Yesterday we had to say goodbye to our little buddy Oz. Last week he was limping so we brought him to the vet thinking his Lyme’s disease was acting up. The vet did tons of tests and blood work and couldn’t find anything wrong with him so sent us home with an anti-inflammatory/pain killer in case he sprained his leg or bruised a muscle. He was fine for a few days and the limping improved. He still whined and cried a lot but he always does that. He’s like Rainman and very quirky about things. I just thought he didn’t like his new routine of having to take medicine.
Monday, March 31 he was acting really weird and distant. He didn’t even get out of his bed to greet Mike when he came home from work. We knew then that something was terribly wrong. Tuesday, April 1st (yup our pup was always the joker) he had a really tough time walking and holding his head up. Mike took him back to our regular vet. At first they thought he had hurt his neck but the longer they spent with him they started thinking it was neurological. They had Mike rush him to a specialist. He stayed at the hospital for 2 days so they could run more tests and monitor him. He was clearly in terrible pain so they tried keeping him doped up on drugs. He must have been so scared because he hates not being home with us. He has a mental breakdown if he doesn’t have his bed and his bone. He doesn’t even like to go outside- always the lazy one. We were all hoping for it to be a herniated disc, which would be treatable. Yesterday’s MRI results showed tumors in his spine. The vet said it was not treatable and, since he was in horrible pain, the best thing to do would be to end his suffering.
Oz was a true testament to the pit bull breed and how loving and kind they really are. Anyone who ever met him instantly fell in love with him and changed their mind about pits. He was such a unique soul. Even the vet cried and said he had gotten so attached to him in 2 days. He called him a “spectacular beast”.

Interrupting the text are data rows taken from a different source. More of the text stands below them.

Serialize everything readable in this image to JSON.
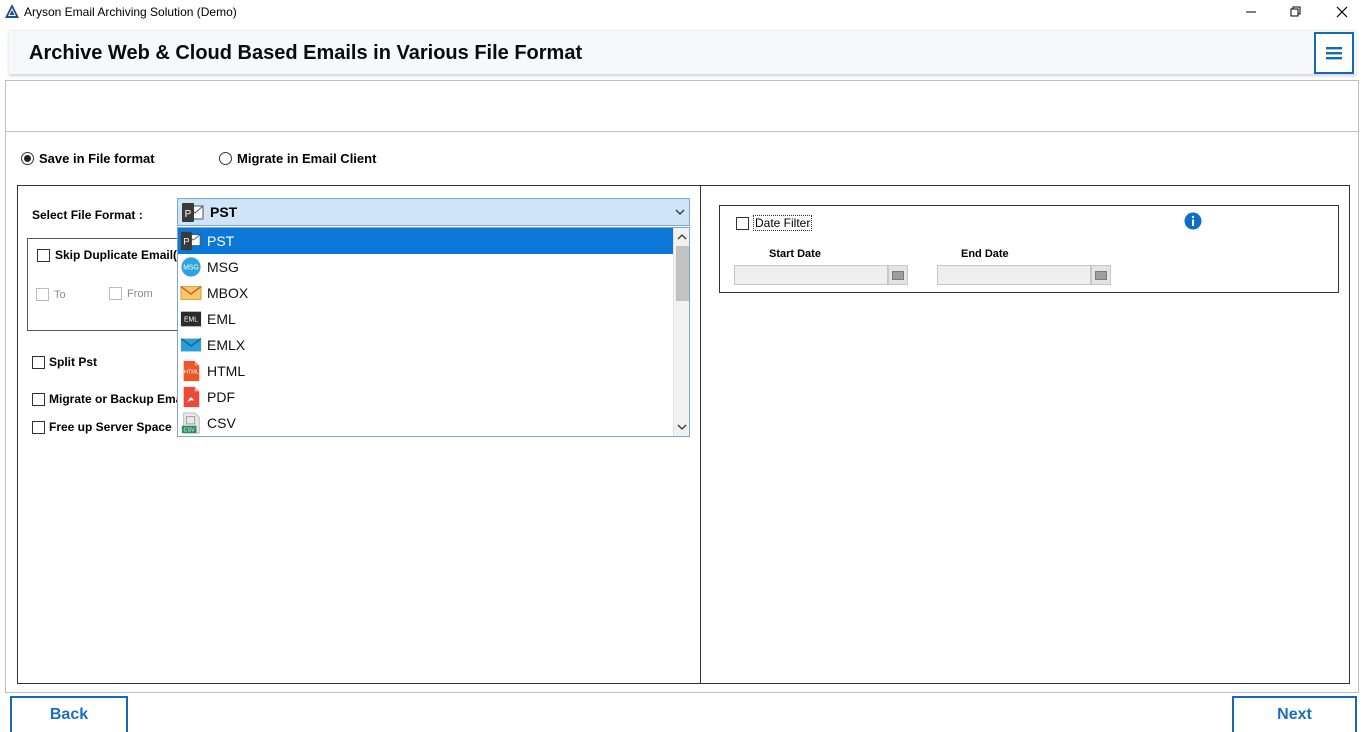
{
  "window": {
    "title": "Aryson Email Archiving Solution (Demo)"
  },
  "header": {
    "title": "Archive Web & Cloud Based Emails in Various File Format"
  },
  "mode": {
    "save_label": "Save in File format",
    "migrate_label": "Migrate in Email Client",
    "selected": "save"
  },
  "left": {
    "format_label": "Select File Format :",
    "selected_format": "PST",
    "skip_duplicate_label": "Skip Duplicate Email(s",
    "to_label": "To",
    "from_label": "From",
    "split_pst_label": "Split Pst",
    "migrate_backup_label": "Migrate or Backup Ema",
    "free_space_label": "Free up Server Space"
  },
  "formats": [
    {
      "label": "PST",
      "icon": "pst-icon"
    },
    {
      "label": "MSG",
      "icon": "msg-icon"
    },
    {
      "label": "MBOX",
      "icon": "mbox-icon"
    },
    {
      "label": "EML",
      "icon": "eml-icon"
    },
    {
      "label": "EMLX",
      "icon": "emlx-icon"
    },
    {
      "label": "HTML",
      "icon": "html-icon"
    },
    {
      "label": "PDF",
      "icon": "pdf-icon"
    },
    {
      "label": "CSV",
      "icon": "csv-icon"
    }
  ],
  "icon_text": {
    "pst": "P",
    "msg": "MSG",
    "eml": "EML",
    "html": "HTML",
    "csv": "CSV"
  },
  "right": {
    "date_filter_label": "Date Filter",
    "start_date_label": "Start Date",
    "end_date_label": "End Date",
    "start_date_value": "",
    "end_date_value": ""
  },
  "nav": {
    "back_label": "Back",
    "next_label": "Next"
  },
  "colors": {
    "accent": "#1669b5",
    "selection": "#0b78d7",
    "combo_bg": "#cfe4f7",
    "info": "#0b6fc7"
  }
}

I’m struggling to find the meaning behind why this happened and especially with me being 6 months pregnant. We’ve been through so much already and are finally happy. I guess this is God’s way of reminding us to keep our blessings in check. I’m trying to hold it together so I don’t stress the baby. We were really looking forward to Oz being able to play with Jackson. I know they would have been best friends.
Oz you were my 1st little boy and will always have a special place in my heart. You’ve touched so many lives and I’m honored to have been your mommy. Rest in peace my little buddy!